А. Н. Яковлев. Да, это действительно фундаментальный вопрос. Ведь если говорить о стержневой проблеме этого исторического поворота, то был проделан пусть и относительный, пусть иногда иллюзорный, но в главном – реальный путь от тоталитарного режима к свободе. Так вот, фундаментальным вопросом всего поворота было, как я себе представлял, перевернуть извечную пирамиду российского общественного устройства. С тех пор, как человек стал что?то осознавать, он по ряду причин – как объективных, так и субъективных – создал себе государство. По замыслу, оно должно было защищать его, организовывать его жизнь, обеспечивать порядок, охранять его племенную или национальную территорию. Потом государство стало по отношению к человеку достаточно агрессивным… Перевернуть отношения между человеком и государством – это была эпохальная задача. И это не что‑то риторическое. Задача здесь в самом деле эпохальной значимости. Со времен Древней Греции и Рима стали произноситься клятвы о служении человеку. Начали говорить, что все общественные устройства, государство – для человека. А в жизни человек всё больше и больше оказывается под прессом власти.
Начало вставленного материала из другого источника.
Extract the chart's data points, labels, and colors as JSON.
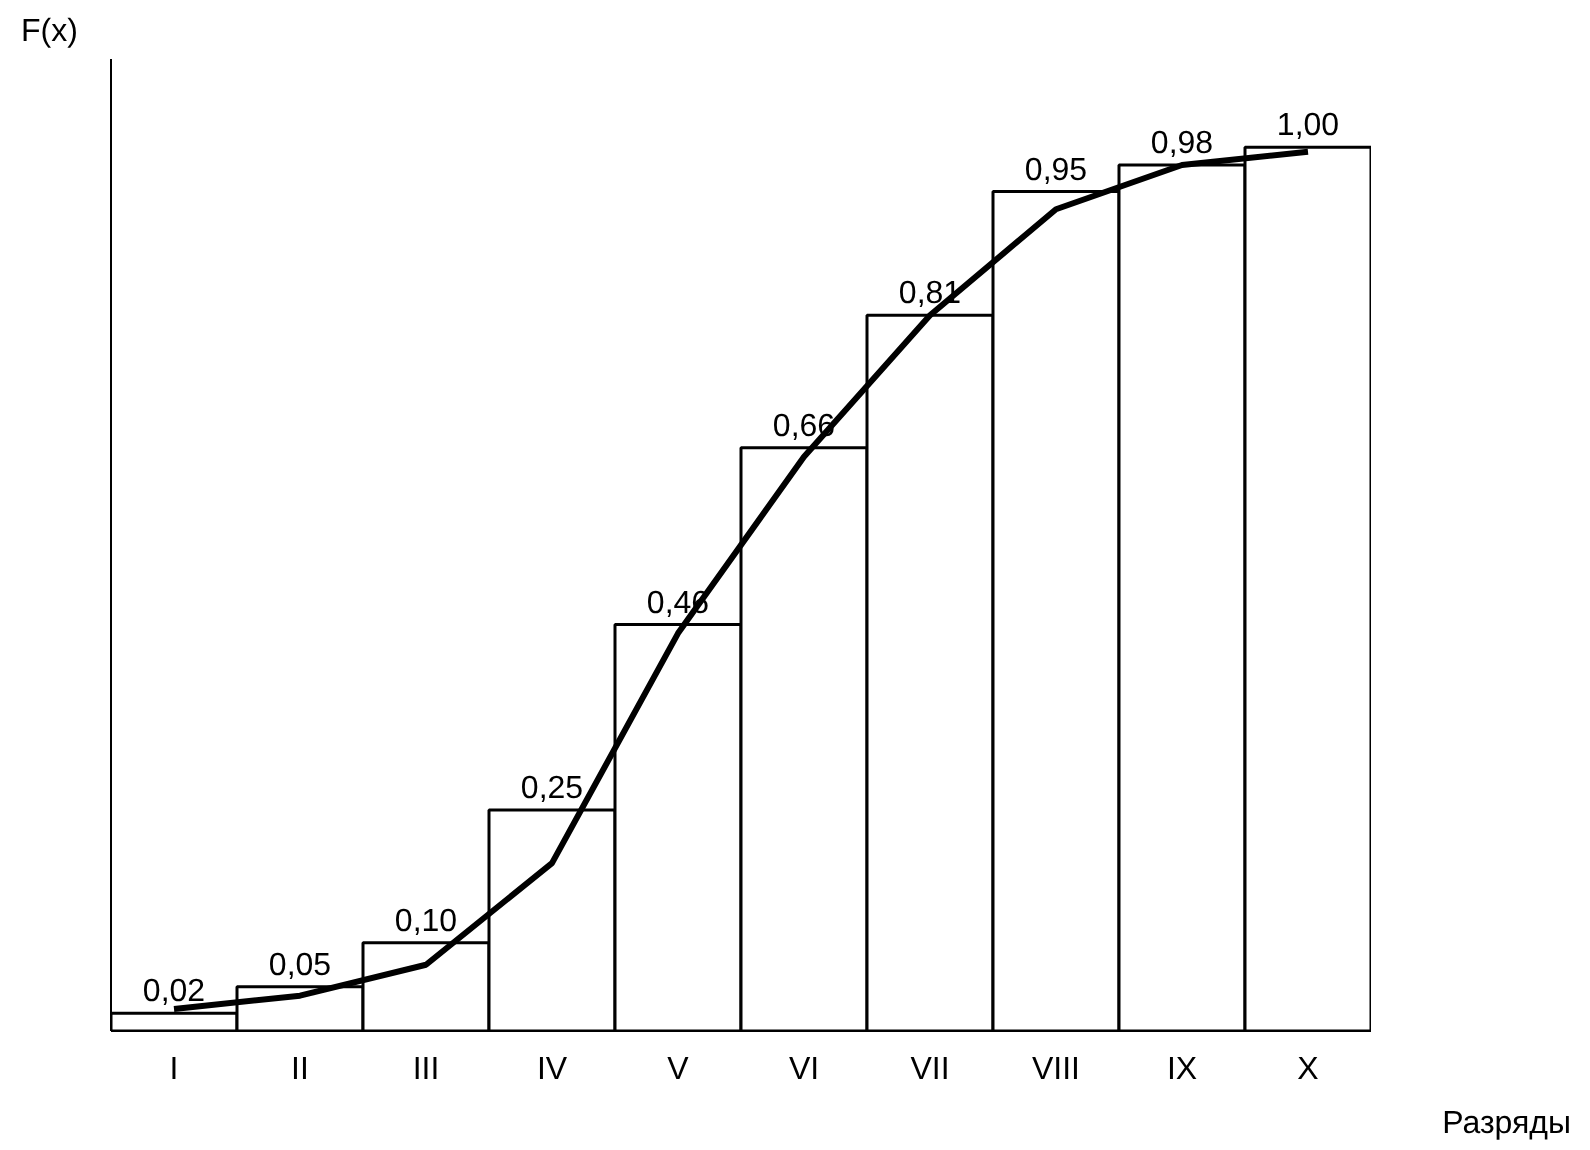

Общество исторически усложнялось, оно, естественно, играет огромную роль в жизни людей. Но что такое государство? Это группа нанятых людей, можно сказать, профессионалов, которые должны делать то, что индивидуум не может или не хочет делать. Но, к сожалению, государство настолько проросло в жизнь общества и в сознание человека, что до сих пор, даже соглашаясь в том, что свобода человека – это высшая ценность сама по себе, мы, однако, продолжаем убивать друг друга. Мы клянёмся быть гуманными по отношению друг к другу, но как только дело доходит до практики, оказываемся ещё пещерными людьми, дикими людьми и часто не заслуживаем того, чтобы называться цивилизованными людьми.

Иными словами, государство стоит над обществом и над человеком. Отсюда и все беды. И так будет до тех пор, пока главенствующую роль в жизни не станет играть человек, который образует гражданское общество и формирует властные структуры.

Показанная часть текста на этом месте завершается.